The nation today is still self-sufficient in rice production, but many, especially younger Japanese, are opting for bread, potatoes and other such staples from overseas, which has resulted in rice consumption plummeting. Add to this the governmental policies in place (which have seen rice being harvested to be sold cheaper abroad than in Tokyo) and a rise in labor costs, and the problems facing domestic consumers is evident: Think local, buy local and spend more – or go global, opt for imported variety and keep more yen in your purse!
Vegetables too are a huge part of the Japanese diet which has been hindered by these factors. Recently, however, the domestic vegetable market has seen something of a resurgence.
As can be seen in the accompanying images of a range of fruit and vegetables produced in Japan – many within the Kanto area surrounding Tokyo – costs need not always be a prohibiting factor in buying local. Recent years have seen supermarkets dealing directly with local farming associations, and more efficient distribution networks have seen some prices remain stable and others actually drop as a result of the competition from cheaper overseas suppliers.
The effects of long-term price drops on the farmers remains to be seen but could, with proper policing of sales methods and supply routes, see Japanese vegetables and the like take up more and more space in your shopping bags in the next few years. Issues with distribution companies, organizations and transport companies will arise as jobs will be lost in this area, but for the consumer happy with the yen saved, and even the yen spent heading back into the local economy, the pros far outweigh the cons.

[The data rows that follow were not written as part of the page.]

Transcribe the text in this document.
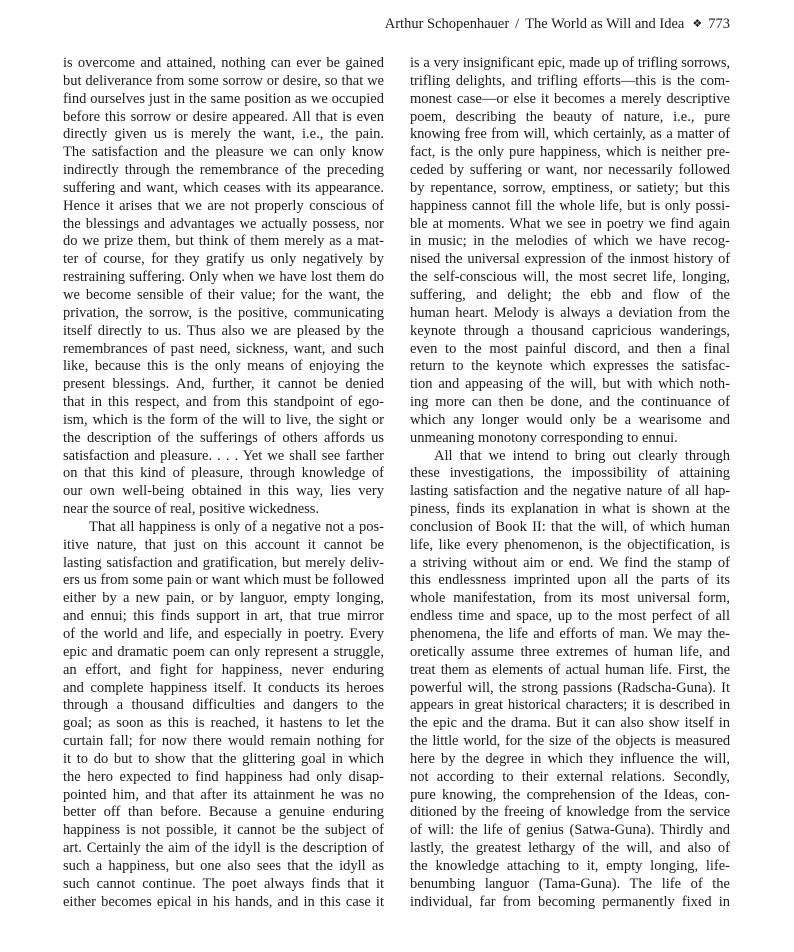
Arthur Schopenhauer / The World as Will and Idea ❖ 773
is overcome and attained, nothing can ever be gained
but deliverance from some sorrow or desire, so that we
find ourselves just in the same position as we occupied
before this sorrow or desire appeared. All that is even
directly given us is merely the want, i.e., the pain.
The satisfaction and the pleasure we can only know
indirectly through the remembrance of the preceding
suffering and want, which ceases with its appearance.
Hence it arises that we are not properly conscious of
the blessings and advantages we actually possess, nor
do we prize them, but think of them merely as a mat-
ter of course, for they gratify us only negatively by
restraining suffering. Only when we have lost them do
we become sensible of their value; for the want, the
privation, the sorrow, is the positive, communicating
itself directly to us. Thus also we are pleased by the
remembrances of past need, sickness, want, and such
like, because this is the only means of enjoying the
present blessings. And, further, it cannot be denied
that in this respect, and from this standpoint of ego-
ism, which is the form of the will to live, the sight or
the description of the sufferings of others affords us
satisfaction and pleasure. . . . Yet we shall see farther
on that this kind of pleasure, through knowledge of
our own well-being obtained in this way, lies very
near the source of real, positive wickedness.
That all happiness is only of a negative not a pos-
itive nature, that just on this account it cannot be
lasting satisfaction and gratification, but merely deliv-
ers us from some pain or want which must be followed
either by a new pain, or by languor, empty longing,
and ennui; this finds support in art, that true mirror
of the world and life, and especially in poetry. Every
epic and dramatic poem can only represent a struggle,
an effort, and fight for happiness, never enduring
and complete happiness itself. It conducts its heroes
through a thousand difficulties and dangers to the
goal; as soon as this is reached, it hastens to let the
curtain fall; for now there would remain nothing for
it to do but to show that the glittering goal in which
the hero expected to find happiness had only disap-
pointed him, and that after its attainment he was no
better off than before. Because a genuine enduring
happiness is not possible, it cannot be the subject of
art. Certainly the aim of the idyll is the description of
such a happiness, but one also sees that the idyll as
such cannot continue. The poet always finds that it
either becomes epical in his hands, and in this case it
is a very insignificant epic, made up of trifling sorrows,
trifling delights, and trifling efforts—this is the com-
monest case—or else it becomes a merely descriptive
poem, describing the beauty of nature, i.e., pure
knowing free from will, which certainly, as a matter of
fact, is the only pure happiness, which is neither pre-
ceded by suffering or want, nor necessarily followed
by repentance, sorrow, emptiness, or satiety; but this
happiness cannot fill the whole life, but is only possi-
ble at moments. What we see in poetry we find again
in music; in the melodies of which we have recog-
nised the universal expression of the inmost history of
the self-conscious will, the most secret life, longing,
suffering, and delight; the ebb and flow of the
human heart. Melody is always a deviation from the
keynote through a thousand capricious wanderings,
even to the most painful discord, and then a final
return to the keynote which expresses the satisfac-
tion and appeasing of the will, but with which noth-
ing more can then be done, and the continuance of
which any longer would only be a wearisome and
unmeaning monotony corresponding to ennui.
All that we intend to bring out clearly through
these investigations, the impossibility of attaining
lasting satisfaction and the negative nature of all hap-
piness, finds its explanation in what is shown at the
conclusion of Book II: that the will, of which human
life, like every phenomenon, is the objectification, is
a striving without aim or end. We find the stamp of
this endlessness imprinted upon all the parts of its
whole manifestation, from its most universal form,
endless time and space, up to the most perfect of all
phenomena, the life and efforts of man. We may the-
oretically assume three extremes of human life, and
treat them as elements of actual human life. First, the
powerful will, the strong passions (Radscha-Guna). It
appears in great historical characters; it is described in
the epic and the drama. But it can also show itself in
the little world, for the size of the objects is measured
here by the degree in which they influence the will,
not according to their external relations. Secondly,
pure knowing, the comprehension of the Ideas, con-
ditioned by the freeing of knowledge from the service
of will: the life of genius (Satwa-Guna). Thirdly and
lastly, the greatest lethargy of the will, and also of
the knowledge attaching to it, empty longing, life-
benumbing languor (Tama-Guna). The life of the
individual, far from becoming permanently fixed in
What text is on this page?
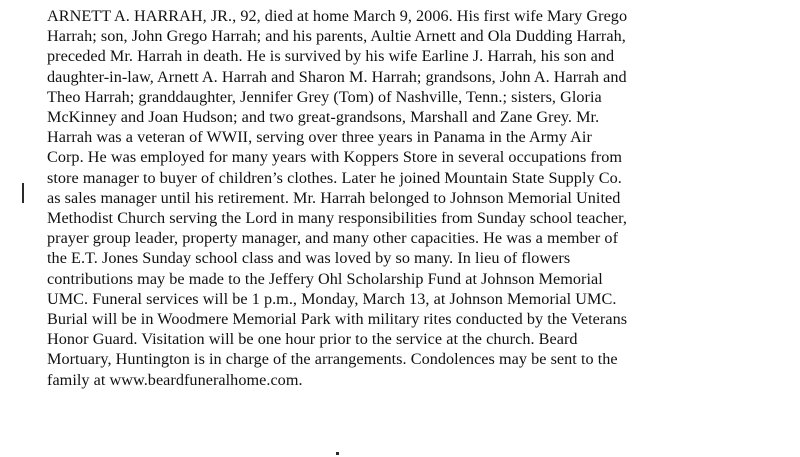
ARNETT A. HARRAH, JR., 92, died at home March 9, 2006. His first wife Mary Grego
Harrah; son, John Grego Harrah; and his parents, Aultie Arnett and Ola Dudding Harrah,
preceded Mr. Harrah in death. He is survived by his wife Earline J. Harrah, his son and
daughter-in-law, Arnett A. Harrah and Sharon M. Harrah; grandsons, John A. Harrah and
Theo Harrah; granddaughter, Jennifer Grey (Tom) of Nashville, Tenn.; sisters, Gloria
McKinney and Joan Hudson; and two great-grandsons, Marshall and Zane Grey. Mr.
Harrah was a veteran of WWII, serving over three years in Panama in the Army Air
Corp. He was employed for many years with Koppers Store in several occupations from
store manager to buyer of children’s clothes. Later he joined Mountain State Supply Co.
as sales manager until his retirement. Mr. Harrah belonged to Johnson Memorial United
Methodist Church serving the Lord in many responsibilities from Sunday school teacher,
prayer group leader, property manager, and many other capacities. He was a member of
the E.T. Jones Sunday school class and was loved by so many. In lieu of flowers
contributions may be made to the Jeffery Ohl Scholarship Fund at Johnson Memorial
UMC. Funeral services will be 1 p.m., Monday, March 13, at Johnson Memorial UMC.
Burial will be in Woodmere Memorial Park with military rites conducted by the Veterans
Honor Guard. Visitation will be one hour prior to the service at the church. Beard
Mortuary, Huntington is in charge of the arrangements. Condolences may be sent to the
family at www.beardfuneralhome.com.
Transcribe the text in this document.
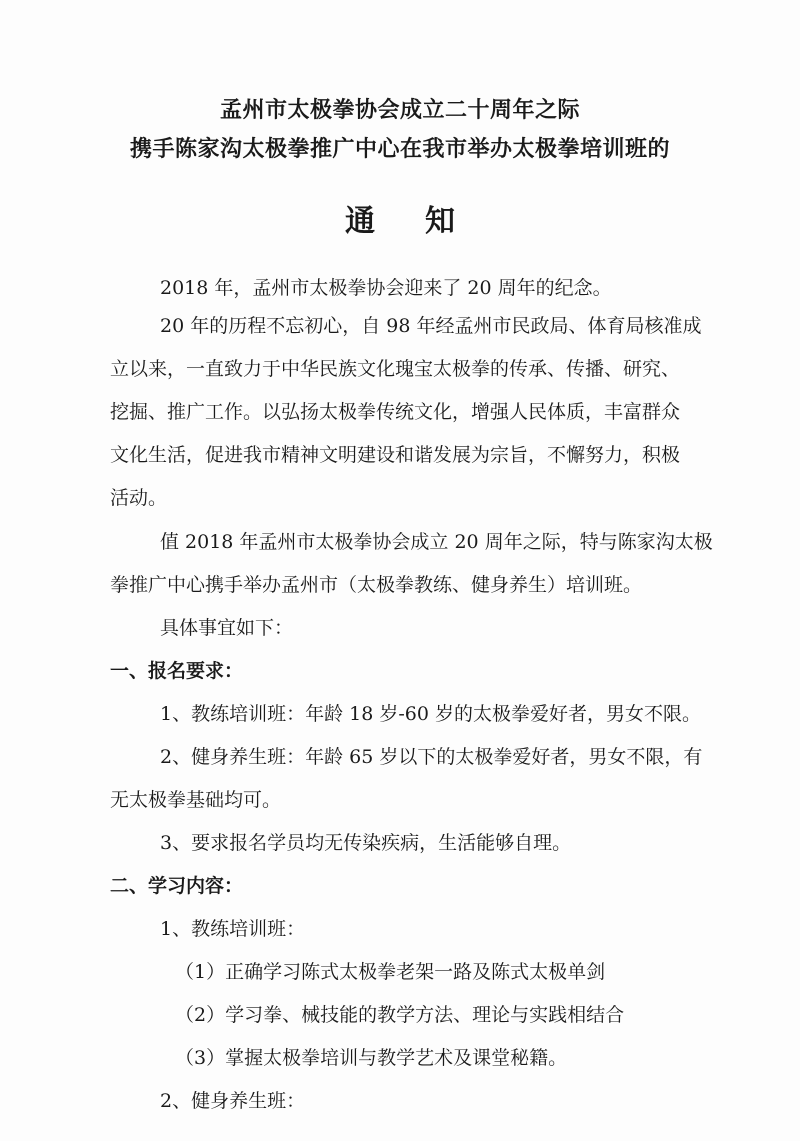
孟州市太极拳协会成立二十周年之际
携手陈家沟太极拳推广中心在我市举办太极拳培训班的
通知
2018 年，孟州市太极拳协会迎来了 20 周年的纪念。
20 年的历程不忘初心，自 98 年经孟州市民政局、体育局核准成
立以来，一直致力于中华民族文化瑰宝太极拳的传承、传播、研究、
挖掘、推广工作。以弘扬太极拳传统文化，增强人民体质，丰富群众
文化生活，促进我市精神文明建设和谐发展为宗旨，不懈努力，积极
活动。
值 2018 年孟州市太极拳协会成立 20 周年之际，特与陈家沟太极
拳推广中心携手举办孟州市（太极拳教练、健身养生）培训班。
具体事宜如下：
一、报名要求：
1、教练培训班：年龄 18 岁-60 岁的太极拳爱好者，男女不限。
2、健身养生班：年龄 65 岁以下的太极拳爱好者，男女不限，有
无太极拳基础均可。
3、要求报名学员均无传染疾病，生活能够自理。
二、学习内容：
1、教练培训班：
（1）正确学习陈式太极拳老架一路及陈式太极单剑
（2）学习拳、械技能的教学方法、理论与实践相结合
（3）掌握太极拳培训与教学艺术及课堂秘籍。
2、健身养生班：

The smaller carbon footprint the fewer miles traveled by your average cabbage or daikon to the supermarket will bring about, and the fact that Japanese farmers use limited fertilizers and pesticides when compared to factory farms found in other countries are two further reasons why this is an issue worth tackling.
So then – domestic produce: admittedly a bit on the pricey side for now, but on the whole cleaner, greener and better for the local economy and global environment as a whole than many of their imported counterparts.
When it comes to packaging, however, Japan is still lagging, with something as simple as an apple often coming in two or three layers of plastic, netting and paper depending on where and when a purchase is made. Measures have been taken to offer still unwashed produce to the populace at certain points, however – roadside stalls in the countryside and special events promoting regional products shipped in from out of town being two examples.
Interestingly too, Tokyo is still an area in which farmers exist, and in some parts thrive. Several years ago, 600 (out of a population of 650,000) were registered in northern Tokyo’s Adachi-ku alone, where shiso and negi leeks are among the veggies most commonly seen in small fields between high-rises.
Sure, many of these ‘farmers’ would be laughed at by their counterparts and owners of farms measured in the hundreds of kilometers squared, but it is through these smaller holdings that the future of Japan’s step-by-step rise back to self-sufficiency in fresh food production has its strongest chance of proliferating. If local governments do their part – not by protecting businesses with subsidies that keep the unprofitable in business, but by encouraging locals to think local, stay local and ultimately buy local as much as possible when out to fill the refrigerator at home – these small, local businesses will thrive and grow.
Wouldn’t that be both economically and, in the end, environmentally beneficial to us all?